A New Approach to Cybersecurity Across Agencies – the Administration’s Progress Report
Last week, the Obama Administration released its latest set of reports on government performance toward achieving many high-priority goals, within and across agencies. As the Center has written previously, public presentation on this topic focuses on outcomes for high-priority goals can incentivize agencies to reach results in key areas that matter for citizens, businesses, and governments.
Among over 100 goals are 14 that cut across agency boundaries. These “Cross-Agency Priority” (CAP) goals include significant areas of government activity that do not fall into a single agency’s jurisdiction. One such area is Cybersecurity; the “goal leader” for this activity is Michael Daniel, who serves as the Special Assistant to the President and Cybersecurity Coordinator in the White House.

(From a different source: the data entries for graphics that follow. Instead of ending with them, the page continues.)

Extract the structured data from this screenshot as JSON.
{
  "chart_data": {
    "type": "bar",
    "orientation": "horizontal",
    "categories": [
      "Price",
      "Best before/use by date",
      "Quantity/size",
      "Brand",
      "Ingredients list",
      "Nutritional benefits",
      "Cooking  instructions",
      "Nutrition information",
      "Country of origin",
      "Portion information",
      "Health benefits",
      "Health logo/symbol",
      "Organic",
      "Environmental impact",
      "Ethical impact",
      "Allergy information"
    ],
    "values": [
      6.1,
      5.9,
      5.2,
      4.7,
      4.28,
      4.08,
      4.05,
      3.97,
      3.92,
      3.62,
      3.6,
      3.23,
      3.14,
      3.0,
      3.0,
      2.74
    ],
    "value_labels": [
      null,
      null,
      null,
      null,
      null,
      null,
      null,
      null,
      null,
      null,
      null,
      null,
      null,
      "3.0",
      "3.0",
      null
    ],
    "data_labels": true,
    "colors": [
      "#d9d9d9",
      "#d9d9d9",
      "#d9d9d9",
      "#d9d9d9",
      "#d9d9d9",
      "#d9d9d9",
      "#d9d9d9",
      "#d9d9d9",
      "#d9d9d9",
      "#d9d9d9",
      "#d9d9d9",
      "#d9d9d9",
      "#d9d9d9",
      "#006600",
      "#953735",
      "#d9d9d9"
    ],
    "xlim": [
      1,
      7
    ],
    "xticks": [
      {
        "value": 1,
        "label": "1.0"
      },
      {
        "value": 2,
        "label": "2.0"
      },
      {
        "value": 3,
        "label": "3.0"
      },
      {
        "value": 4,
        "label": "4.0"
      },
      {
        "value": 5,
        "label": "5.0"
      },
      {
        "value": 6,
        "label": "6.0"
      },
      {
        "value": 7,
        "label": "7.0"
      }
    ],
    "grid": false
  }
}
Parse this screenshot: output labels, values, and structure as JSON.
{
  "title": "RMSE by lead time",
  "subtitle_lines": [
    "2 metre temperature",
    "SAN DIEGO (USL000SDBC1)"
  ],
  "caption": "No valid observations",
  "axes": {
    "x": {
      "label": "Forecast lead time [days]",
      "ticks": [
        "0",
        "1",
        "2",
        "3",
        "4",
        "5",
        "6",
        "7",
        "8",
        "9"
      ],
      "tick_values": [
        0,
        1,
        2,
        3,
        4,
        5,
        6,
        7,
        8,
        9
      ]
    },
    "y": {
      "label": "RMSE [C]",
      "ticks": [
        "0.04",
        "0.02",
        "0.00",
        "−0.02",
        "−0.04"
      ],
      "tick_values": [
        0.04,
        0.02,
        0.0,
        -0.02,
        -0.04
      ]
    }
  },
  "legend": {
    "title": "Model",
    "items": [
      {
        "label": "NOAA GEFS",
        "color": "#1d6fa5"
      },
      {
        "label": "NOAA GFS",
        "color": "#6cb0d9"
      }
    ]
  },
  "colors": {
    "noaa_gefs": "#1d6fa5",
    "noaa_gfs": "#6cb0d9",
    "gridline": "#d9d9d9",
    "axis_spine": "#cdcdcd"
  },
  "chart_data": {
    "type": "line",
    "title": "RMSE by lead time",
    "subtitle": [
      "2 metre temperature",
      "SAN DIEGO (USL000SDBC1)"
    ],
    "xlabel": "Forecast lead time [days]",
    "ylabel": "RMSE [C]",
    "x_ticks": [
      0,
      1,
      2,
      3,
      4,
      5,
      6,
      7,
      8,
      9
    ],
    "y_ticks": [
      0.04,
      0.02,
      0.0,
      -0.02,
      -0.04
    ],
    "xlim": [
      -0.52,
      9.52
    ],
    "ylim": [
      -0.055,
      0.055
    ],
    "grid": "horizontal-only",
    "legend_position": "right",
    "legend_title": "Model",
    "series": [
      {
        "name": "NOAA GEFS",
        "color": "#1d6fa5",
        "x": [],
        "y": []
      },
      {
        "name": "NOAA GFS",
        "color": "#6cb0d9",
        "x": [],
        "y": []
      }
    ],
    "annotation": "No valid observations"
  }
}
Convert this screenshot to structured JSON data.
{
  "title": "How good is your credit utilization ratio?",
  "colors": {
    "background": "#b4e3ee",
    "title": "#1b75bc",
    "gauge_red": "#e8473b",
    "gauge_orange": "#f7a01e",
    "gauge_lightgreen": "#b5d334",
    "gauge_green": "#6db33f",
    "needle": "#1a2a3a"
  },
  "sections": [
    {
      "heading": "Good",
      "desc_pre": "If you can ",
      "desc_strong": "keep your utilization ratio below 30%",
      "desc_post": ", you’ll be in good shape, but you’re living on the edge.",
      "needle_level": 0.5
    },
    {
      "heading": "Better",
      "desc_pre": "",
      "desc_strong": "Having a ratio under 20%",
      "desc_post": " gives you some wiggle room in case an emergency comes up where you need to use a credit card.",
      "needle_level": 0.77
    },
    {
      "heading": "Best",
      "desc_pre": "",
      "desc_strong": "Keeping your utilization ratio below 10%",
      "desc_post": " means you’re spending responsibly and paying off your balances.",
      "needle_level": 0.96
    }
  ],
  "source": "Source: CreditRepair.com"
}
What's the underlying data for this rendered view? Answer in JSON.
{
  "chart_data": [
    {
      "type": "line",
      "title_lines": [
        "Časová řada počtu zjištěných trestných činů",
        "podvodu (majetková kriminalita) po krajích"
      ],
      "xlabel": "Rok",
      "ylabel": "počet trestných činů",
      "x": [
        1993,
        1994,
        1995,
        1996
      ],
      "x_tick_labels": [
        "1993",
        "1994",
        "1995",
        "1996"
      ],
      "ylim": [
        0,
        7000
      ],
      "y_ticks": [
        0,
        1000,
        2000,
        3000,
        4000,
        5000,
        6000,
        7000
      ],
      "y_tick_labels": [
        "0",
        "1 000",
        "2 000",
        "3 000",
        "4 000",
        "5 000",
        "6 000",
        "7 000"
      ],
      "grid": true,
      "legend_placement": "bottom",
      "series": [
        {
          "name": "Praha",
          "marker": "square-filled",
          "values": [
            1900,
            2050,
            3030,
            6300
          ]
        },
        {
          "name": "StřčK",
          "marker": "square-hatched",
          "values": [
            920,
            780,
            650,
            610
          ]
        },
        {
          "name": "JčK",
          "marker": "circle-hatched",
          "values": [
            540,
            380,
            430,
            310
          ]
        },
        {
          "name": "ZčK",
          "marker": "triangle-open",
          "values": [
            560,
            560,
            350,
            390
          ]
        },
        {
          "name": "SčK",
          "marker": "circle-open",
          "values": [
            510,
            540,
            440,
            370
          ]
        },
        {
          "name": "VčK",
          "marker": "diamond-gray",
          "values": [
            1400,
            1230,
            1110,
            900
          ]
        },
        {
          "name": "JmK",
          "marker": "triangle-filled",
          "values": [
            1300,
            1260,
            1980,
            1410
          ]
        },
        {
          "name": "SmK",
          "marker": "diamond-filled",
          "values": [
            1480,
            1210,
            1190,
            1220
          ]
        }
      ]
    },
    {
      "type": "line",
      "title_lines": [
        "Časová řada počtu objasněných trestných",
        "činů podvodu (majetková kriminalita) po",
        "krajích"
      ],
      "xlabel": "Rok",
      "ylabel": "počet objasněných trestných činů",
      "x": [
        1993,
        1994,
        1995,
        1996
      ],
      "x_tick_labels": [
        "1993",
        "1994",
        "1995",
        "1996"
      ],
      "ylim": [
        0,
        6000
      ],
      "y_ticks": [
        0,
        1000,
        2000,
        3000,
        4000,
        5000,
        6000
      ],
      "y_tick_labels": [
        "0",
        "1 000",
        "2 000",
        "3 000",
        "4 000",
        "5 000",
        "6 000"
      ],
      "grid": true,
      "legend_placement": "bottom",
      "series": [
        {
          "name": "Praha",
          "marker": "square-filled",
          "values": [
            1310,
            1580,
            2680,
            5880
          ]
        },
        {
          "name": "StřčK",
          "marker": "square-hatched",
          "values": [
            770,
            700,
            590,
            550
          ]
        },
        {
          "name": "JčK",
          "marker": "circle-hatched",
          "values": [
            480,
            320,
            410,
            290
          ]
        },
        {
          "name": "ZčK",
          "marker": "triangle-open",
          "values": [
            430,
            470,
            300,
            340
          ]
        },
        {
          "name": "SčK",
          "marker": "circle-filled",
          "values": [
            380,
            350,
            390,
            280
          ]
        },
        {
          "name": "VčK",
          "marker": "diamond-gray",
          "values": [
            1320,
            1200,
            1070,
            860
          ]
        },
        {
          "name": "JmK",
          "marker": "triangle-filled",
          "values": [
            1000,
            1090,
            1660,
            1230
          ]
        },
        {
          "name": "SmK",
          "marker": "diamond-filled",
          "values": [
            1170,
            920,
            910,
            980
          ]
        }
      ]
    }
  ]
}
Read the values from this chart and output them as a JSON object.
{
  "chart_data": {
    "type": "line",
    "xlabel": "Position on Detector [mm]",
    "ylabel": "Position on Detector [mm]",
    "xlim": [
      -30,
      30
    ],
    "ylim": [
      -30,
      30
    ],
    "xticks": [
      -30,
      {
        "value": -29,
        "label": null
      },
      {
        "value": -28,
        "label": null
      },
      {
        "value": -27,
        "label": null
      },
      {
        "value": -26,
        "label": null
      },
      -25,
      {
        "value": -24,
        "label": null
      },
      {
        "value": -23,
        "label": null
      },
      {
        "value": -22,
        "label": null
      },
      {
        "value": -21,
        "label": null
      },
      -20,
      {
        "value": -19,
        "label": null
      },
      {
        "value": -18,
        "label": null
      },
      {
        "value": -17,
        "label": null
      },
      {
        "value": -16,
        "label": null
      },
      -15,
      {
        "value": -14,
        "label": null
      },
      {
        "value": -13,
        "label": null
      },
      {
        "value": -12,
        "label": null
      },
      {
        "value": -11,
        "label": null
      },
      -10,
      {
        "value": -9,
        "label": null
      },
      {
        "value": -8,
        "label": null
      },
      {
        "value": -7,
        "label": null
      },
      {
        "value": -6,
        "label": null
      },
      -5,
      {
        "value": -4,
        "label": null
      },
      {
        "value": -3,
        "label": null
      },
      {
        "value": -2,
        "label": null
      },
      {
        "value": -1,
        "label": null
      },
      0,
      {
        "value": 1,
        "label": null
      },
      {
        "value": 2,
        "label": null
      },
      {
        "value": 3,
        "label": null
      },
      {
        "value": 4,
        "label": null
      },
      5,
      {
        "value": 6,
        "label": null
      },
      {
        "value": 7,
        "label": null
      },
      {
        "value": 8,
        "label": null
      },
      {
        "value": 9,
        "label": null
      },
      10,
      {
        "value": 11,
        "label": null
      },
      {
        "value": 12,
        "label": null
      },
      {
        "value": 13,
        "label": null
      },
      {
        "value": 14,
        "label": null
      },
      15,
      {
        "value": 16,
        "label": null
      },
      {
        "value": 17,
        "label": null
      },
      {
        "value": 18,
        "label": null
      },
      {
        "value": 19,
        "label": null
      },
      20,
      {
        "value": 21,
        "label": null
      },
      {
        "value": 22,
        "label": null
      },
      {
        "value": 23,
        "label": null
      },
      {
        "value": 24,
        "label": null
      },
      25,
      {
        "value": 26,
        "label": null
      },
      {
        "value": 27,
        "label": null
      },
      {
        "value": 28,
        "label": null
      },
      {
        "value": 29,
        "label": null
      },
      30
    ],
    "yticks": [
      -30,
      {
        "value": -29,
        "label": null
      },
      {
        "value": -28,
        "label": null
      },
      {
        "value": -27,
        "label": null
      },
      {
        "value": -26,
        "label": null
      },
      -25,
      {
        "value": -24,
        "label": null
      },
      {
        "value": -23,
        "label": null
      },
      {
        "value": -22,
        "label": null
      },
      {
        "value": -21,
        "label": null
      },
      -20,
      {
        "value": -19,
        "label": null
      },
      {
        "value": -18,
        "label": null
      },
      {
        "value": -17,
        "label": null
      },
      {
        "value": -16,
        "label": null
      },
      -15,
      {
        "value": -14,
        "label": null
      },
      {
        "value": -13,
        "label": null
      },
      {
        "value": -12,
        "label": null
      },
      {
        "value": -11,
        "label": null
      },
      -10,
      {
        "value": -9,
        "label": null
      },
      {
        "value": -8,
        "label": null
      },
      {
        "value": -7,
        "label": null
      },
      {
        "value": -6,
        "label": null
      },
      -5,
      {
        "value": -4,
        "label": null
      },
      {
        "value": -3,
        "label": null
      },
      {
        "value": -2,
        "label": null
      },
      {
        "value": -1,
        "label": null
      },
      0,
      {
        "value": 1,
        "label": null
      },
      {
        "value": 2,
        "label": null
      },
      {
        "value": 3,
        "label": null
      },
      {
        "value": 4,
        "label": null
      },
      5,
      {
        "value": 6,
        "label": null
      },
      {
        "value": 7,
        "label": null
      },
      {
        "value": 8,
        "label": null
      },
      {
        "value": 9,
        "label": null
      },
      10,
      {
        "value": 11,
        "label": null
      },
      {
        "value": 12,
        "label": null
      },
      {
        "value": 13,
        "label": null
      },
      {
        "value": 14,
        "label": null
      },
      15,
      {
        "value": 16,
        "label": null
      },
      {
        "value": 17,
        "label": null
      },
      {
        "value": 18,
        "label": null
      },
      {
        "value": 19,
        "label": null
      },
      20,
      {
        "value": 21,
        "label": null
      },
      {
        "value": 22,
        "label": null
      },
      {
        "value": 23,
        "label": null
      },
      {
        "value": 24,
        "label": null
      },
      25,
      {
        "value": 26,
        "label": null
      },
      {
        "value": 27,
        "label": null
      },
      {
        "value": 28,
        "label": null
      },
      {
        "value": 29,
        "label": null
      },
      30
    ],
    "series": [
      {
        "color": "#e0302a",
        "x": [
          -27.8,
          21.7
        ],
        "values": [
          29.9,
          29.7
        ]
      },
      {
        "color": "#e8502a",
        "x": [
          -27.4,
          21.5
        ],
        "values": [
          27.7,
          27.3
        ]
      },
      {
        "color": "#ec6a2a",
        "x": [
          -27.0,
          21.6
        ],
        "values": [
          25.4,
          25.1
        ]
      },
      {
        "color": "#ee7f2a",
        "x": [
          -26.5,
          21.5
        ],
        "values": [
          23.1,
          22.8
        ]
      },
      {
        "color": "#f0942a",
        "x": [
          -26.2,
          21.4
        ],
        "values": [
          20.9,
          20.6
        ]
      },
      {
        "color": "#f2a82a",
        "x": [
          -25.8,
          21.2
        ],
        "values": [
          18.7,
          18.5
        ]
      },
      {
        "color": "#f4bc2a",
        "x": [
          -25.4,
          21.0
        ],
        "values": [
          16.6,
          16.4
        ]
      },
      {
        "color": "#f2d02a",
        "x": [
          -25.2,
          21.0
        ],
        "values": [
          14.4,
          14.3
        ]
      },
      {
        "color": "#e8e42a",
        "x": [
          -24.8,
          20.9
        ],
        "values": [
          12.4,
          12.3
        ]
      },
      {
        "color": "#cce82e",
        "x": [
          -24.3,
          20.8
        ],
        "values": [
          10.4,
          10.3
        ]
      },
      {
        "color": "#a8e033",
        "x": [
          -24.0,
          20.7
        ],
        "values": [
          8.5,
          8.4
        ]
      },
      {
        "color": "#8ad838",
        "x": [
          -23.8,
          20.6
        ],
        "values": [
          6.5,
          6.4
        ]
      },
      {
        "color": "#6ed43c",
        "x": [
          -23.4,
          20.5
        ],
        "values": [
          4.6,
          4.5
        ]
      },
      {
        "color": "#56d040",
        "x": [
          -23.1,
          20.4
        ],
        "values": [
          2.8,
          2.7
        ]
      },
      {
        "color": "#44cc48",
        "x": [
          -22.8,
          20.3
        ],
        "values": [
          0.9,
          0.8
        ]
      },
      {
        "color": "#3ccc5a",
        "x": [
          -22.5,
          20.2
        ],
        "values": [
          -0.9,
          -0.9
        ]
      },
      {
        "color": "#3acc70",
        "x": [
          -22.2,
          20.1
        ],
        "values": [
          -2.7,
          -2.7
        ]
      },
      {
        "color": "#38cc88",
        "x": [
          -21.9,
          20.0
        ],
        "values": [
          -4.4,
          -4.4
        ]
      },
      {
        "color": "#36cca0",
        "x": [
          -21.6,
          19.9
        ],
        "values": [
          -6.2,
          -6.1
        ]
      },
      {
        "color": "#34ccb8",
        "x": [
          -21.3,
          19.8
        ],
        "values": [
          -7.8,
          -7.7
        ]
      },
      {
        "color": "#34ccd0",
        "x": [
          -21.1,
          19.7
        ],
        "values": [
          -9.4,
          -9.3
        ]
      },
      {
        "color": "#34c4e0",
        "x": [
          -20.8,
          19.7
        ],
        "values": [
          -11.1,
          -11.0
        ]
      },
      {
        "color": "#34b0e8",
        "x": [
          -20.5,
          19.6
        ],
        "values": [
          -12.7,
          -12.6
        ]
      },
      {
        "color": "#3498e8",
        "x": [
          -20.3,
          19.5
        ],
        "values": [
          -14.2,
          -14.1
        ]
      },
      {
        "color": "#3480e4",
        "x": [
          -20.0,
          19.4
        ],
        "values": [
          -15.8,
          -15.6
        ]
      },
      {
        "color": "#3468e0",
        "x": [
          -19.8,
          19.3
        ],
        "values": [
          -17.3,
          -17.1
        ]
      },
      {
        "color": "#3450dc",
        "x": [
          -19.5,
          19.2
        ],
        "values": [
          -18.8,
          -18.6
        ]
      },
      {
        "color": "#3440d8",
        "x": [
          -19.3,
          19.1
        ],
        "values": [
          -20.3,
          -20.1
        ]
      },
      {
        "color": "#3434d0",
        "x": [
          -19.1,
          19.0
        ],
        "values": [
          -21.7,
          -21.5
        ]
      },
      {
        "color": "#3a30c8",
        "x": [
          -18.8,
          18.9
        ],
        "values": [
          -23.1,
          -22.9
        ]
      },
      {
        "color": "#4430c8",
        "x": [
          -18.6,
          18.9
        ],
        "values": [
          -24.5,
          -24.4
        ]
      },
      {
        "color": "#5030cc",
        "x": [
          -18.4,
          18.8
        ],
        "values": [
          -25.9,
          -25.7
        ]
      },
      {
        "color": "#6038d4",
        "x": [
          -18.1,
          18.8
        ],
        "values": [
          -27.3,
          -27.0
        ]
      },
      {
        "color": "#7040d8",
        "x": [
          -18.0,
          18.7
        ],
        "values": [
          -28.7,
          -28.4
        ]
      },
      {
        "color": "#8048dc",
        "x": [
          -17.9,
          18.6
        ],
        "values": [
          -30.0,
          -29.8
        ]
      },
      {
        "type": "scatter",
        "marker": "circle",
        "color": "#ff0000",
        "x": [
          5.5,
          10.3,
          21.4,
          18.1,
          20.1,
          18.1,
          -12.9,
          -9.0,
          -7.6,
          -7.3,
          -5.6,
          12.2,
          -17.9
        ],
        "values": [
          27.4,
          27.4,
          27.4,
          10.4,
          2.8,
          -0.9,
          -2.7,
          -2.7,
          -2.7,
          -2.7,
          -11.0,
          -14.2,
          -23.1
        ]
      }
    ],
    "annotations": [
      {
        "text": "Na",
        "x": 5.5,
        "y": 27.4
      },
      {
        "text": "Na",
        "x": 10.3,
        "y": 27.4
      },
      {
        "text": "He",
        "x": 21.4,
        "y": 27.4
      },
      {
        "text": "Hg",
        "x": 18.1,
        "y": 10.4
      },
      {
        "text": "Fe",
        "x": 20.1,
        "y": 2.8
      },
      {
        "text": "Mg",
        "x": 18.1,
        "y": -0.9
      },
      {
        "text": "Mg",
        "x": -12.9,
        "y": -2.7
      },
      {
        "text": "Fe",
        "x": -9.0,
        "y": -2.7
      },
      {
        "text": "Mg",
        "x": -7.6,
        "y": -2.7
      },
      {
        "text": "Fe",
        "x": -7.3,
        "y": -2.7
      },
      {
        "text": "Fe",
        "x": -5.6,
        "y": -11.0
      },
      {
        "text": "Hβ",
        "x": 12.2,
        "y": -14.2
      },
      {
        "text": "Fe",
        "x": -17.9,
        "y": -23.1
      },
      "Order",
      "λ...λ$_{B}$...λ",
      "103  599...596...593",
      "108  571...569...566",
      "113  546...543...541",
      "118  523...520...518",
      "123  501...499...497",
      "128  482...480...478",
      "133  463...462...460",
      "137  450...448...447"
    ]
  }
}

The three key areas on which the goal focuses are not new, but are brought together in a way that provides a renewed emphasis on their importance and linkage as part of an overall cybersecurity strategy. As stated on the Performance.Gov description, the cyber security goal:
“helps Federal departments and agencies improve cybersecurity performance by focusing efforts on what data and information is entering and exiting their networks, what components are on their information networks and when their security status changes, and who is on their systems. [emphasis in the original]” Specifically, the goal addresses:
- Trusted Internet Connections (TIC) - Consolidating external Internet traffic and ensuring a set of common security capabilities for situational awareness.
- Continuous Monitoring of Federal Information Systems - Transforming static security into an integral part of a dynamic enterprise-wide risk management process … to maintain an ongoing near-real-time awareness and assessment of information security risk and rapidly respond
- Strong Authentication – Ensuring only authorized employees have access to Federal information systems by requiring a higher level of assurance through using multi-factor authentication, such as Personal Identity Verification (PIV) cards.”
It is important to recognize that linking cybersecurity to a set of goals that focus on mission outcomes is itself novel. For many years, including throughout my tenure in government, cybersecurity was not considered by most to be core to mission effectiveness. But as government and the private sector move more programs and activities to the Internet, and as the Administration calls for agencies to leverage Open Data and Open Government as core to their strategy for delivering services and information, protecting the systems and data flows that drive those programs and activities becomes paramount to their success. What’s good for programs is good for cyber, and vice-versa – the goal measurement process reinforces this.
Another new component of this approach is the focus on collaboration for cybersecurity by the agency’s Chief Information Officer (CIO) and Performance Improvement Officer (PIO). As the Goal summary further states:
“the PIO and CIO work together to support the COO to improve agency cybersecurity performance … The Role of the PIO is to assist the CIO with coordinating efforts across the agency while making sure the performance framework is in place to drive success.”
This section closes by calling on the PIO and CIO to ensure that cybersecurity priorities are part of agency strategic and performance plans, as well as budget submissions.
By bringing together a governance framework that includes both the senior officials responsible for overseeing program performance (the PIO) and those responsible for cybersecurity (the CIO), the CAP goal drives agencies to implement and oversee cyber activities not as a separate set of considerations after a program or mission is implemented, but rather as integral to the design and operation of programs. Cybersecurity leaders have long advocated to build cyber into information technology projects, and agency actions under the Federal Information Security Management Act (FISMA) have seen significant progress on this over the last 10 years. The Cybsecurity CAP goal framework takes another step forward, by setting a framework in place for building cyber considerations into the operation and success of mission-focused activities via the PIO-CIO linkage, reporting to the COO.
As the CAP summary notes, agencies still have a ways to go to reach the success metrics identified for this goal. But this new emphasis on bringing cybersecurity into the mainstream of agency operations – similar to how private sector leaders have brought cyber into the Boardroom – lays a foundation for success in the future.